International Expansion: Going Global Online


In just a couple of years we’ll be celebrating 20th Anniversary of the first Internet sale. Since 1994 more than 90% of businesses claimed their spot in the celestial space called e-commerce. While International Expansion became an available option for enormously large corporations likewise mom-and-pop shops it also presented a big range of obstacles and missteps. Savvy ventures with lateral thinking made millions right in front of our eyes but even bigger number of online enterprises disappeared from the face of the Internet faster, than my teenagers can spend their Christmas money. So what is a survival plan?
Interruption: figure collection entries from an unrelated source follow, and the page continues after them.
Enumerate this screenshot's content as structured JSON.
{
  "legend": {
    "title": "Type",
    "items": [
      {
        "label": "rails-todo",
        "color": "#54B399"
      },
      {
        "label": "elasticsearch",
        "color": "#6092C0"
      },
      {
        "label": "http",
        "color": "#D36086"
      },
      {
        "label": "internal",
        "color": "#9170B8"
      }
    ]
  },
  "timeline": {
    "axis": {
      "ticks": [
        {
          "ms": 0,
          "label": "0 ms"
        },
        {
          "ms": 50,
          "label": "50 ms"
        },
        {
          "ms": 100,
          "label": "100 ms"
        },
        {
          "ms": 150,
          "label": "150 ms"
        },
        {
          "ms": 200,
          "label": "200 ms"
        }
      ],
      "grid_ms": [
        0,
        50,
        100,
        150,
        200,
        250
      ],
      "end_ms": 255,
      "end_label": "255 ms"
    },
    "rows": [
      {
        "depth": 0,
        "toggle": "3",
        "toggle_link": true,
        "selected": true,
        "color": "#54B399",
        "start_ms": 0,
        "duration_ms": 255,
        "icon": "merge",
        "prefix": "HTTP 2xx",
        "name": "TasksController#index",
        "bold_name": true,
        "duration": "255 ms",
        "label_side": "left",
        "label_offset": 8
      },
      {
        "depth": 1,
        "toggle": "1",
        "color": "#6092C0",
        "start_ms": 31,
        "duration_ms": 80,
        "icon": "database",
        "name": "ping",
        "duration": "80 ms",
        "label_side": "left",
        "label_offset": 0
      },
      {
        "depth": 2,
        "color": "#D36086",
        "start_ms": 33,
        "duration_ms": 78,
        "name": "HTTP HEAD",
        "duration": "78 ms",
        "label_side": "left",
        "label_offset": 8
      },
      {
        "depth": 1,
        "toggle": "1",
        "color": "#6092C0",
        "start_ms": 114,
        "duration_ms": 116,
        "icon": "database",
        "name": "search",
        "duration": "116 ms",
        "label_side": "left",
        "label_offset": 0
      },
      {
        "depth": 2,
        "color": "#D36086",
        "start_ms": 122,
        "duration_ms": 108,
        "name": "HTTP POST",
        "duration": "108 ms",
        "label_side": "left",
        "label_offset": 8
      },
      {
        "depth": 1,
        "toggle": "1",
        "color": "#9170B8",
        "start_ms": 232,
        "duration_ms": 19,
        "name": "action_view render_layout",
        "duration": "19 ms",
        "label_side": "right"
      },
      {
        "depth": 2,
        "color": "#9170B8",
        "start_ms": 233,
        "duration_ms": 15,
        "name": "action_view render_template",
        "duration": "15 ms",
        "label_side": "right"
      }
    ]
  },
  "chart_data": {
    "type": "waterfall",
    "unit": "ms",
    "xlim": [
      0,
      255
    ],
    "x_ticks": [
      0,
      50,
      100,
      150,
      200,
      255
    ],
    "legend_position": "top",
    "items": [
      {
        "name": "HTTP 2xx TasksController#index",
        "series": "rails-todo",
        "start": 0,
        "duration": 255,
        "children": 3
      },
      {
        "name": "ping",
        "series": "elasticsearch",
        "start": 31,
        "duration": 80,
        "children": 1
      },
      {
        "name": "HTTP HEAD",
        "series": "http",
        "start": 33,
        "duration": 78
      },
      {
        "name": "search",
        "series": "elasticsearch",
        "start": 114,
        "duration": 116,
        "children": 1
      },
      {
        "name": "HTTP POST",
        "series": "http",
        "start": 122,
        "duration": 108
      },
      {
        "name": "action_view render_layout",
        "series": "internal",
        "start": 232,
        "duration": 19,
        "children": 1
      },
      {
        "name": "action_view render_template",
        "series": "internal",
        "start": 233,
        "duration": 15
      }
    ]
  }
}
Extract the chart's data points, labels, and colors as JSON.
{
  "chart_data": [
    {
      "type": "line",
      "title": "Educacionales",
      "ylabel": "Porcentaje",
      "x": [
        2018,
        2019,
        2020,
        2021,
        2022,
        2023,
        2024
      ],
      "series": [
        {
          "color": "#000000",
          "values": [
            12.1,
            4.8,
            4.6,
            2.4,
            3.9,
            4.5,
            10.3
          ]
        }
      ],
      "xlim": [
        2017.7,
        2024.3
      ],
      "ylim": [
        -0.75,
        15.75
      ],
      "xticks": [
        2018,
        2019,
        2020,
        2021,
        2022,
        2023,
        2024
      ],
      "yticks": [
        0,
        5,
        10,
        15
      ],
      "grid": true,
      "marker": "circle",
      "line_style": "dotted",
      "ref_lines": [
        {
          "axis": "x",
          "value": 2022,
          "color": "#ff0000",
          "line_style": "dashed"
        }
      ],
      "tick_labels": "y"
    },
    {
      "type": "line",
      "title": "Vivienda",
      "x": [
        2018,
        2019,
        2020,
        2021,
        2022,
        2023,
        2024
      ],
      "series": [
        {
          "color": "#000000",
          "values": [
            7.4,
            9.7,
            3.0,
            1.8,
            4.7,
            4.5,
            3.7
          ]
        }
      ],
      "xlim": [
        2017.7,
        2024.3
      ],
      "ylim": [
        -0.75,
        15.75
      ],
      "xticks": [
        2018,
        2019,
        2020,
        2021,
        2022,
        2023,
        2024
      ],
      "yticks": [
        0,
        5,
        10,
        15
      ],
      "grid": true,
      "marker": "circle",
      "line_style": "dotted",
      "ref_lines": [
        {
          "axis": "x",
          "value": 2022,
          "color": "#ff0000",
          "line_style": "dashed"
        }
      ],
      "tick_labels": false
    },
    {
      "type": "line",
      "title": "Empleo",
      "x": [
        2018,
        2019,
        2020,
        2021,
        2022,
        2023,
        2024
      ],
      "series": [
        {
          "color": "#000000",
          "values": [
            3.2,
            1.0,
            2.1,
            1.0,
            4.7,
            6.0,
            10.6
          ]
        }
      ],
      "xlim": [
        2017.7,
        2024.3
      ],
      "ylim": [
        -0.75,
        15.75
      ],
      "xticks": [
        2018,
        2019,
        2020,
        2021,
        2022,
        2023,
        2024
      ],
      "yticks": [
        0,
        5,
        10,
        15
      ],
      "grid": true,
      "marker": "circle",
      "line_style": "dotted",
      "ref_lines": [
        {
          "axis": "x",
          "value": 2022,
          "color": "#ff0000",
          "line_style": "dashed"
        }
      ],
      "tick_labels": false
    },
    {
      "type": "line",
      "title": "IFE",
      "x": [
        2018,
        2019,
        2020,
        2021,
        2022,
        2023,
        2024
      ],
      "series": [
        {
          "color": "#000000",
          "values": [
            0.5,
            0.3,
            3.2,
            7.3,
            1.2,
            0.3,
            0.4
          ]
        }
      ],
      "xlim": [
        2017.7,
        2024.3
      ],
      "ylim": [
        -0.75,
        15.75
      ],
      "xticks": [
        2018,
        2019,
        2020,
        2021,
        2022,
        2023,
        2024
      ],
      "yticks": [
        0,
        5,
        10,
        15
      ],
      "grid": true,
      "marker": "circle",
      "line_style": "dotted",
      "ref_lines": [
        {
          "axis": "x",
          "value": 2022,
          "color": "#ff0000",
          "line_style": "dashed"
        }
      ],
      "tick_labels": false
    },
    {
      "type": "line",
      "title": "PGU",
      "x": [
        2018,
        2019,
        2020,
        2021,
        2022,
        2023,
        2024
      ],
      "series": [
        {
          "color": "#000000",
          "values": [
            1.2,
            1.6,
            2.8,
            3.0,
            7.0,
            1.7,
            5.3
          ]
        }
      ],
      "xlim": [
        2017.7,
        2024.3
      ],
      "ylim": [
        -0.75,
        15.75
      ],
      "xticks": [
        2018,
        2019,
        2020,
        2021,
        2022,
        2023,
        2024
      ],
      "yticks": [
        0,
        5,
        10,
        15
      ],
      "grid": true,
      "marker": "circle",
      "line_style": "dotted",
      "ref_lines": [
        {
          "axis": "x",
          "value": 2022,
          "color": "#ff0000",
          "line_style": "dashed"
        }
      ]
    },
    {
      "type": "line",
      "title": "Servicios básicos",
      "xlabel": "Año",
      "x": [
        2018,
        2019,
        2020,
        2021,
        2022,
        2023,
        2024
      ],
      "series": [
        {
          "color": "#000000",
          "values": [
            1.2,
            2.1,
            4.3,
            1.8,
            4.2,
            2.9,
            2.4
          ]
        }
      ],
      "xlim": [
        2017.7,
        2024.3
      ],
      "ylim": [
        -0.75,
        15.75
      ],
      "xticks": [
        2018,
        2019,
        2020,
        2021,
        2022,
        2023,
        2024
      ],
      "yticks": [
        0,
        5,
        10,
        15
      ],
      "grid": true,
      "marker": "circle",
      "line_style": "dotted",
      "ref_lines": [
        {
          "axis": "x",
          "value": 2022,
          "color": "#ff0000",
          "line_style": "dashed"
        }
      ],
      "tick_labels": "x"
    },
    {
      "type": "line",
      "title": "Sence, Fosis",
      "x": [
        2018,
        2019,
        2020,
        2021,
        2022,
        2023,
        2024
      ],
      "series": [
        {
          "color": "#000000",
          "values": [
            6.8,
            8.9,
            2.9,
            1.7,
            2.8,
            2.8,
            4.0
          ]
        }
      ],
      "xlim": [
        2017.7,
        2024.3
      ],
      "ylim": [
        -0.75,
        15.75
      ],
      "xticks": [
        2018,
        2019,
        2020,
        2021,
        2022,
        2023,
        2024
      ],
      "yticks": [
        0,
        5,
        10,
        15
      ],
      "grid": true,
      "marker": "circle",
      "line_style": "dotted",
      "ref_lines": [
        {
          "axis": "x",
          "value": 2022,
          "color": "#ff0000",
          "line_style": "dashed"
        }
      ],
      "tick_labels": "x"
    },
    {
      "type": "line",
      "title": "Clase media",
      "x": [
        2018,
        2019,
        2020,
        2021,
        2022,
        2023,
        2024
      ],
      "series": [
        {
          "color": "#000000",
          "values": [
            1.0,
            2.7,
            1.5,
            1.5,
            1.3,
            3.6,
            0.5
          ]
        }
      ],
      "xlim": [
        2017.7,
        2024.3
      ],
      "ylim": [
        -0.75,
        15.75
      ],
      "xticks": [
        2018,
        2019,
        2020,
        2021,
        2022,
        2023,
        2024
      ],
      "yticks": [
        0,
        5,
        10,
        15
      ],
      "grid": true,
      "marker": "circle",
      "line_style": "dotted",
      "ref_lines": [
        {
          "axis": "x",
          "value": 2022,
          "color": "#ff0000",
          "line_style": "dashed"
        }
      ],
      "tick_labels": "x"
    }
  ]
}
The good news is that while other industries sunk under fathomless water of global economy crisis e-commerce sailed through like an icebreaker, reaching year of 2011 with solid profitability marking whooping $816 millions over Black Friday in the United States along. And this fact proves once again that going Global is not only an option, but almost a necessity for majority of online retailers.

Almost anyone would agree, that the beauty of e-commerce lays not only in its growing money-making potential. The main ingredient of its powerful success is the instantaneous global audience exposure with its unlimited opportunities to expand. The World becomes smaller by the minute as we pushing the boundaries with innovative technologies that intrudes our lives whether we want it or not. And it seems only natural to explore the new horizons to see what markets out there that desperately awaiting on our products and services.

But being exposed and commercially appeal to that audience are two different matters, and expanding internationally means a lot of homework for companies ready to launch their intercontinental web-selling machines. Twisting whirls of unknown traditions or national mentality can send underwater even most comprehensive marketing plan. For example, a discount mark that looks so appealing to the eyes of Americans can create an image of an outdated merchandise to the eyes of Japanese shoppers. Colorful storefront with animated interface can seem destructive, to say the least, to a European shopper but have good influence on Chinese buyer who would consider less “fleshy” design as cheap and underdeveloped. Poorly translated websites with no localization often arise suspicion from native communities and thus hardly ever profitable.

Then there are differences in payment ways, sales tax collection, disclosures, privacy, security regulations and currencies. What could be defined as a streamline checkout process in U.S.A. is not necessarily the same transaction system in Germany. In fact, when it comes to online purchases so-called “giros” or “bank transfers” are payment method of choice for 85% of Germans. Or, let’s say, address format. In some countries like Ireland a zip code is almost non-existent which means that postal code that is often a part of completing an order is not available and the sale becomes void. Hence if your channels are not ready to integrate with local customs and preferences you might lose good chunk of a Global market.

Complexities comprehension is a strong base in developing effective International Expansion strategies despite many obstacles of today’s modern commerce world. A consultant or an e-commerce provider can make sure that your Global infusion does not get lost in translation. And even though it is extremely important to have every bit of a shopping experience ultimately localized, English is still a “lingua franca” for macro-commerce consumers and enterprises. Subsequently, by offering pricing for alternative currencies, adding some extra payment options and optimizing your site for local search engines you might prove that the contemporary market is larger than what you initially outlined in the demographic research section of your business plan.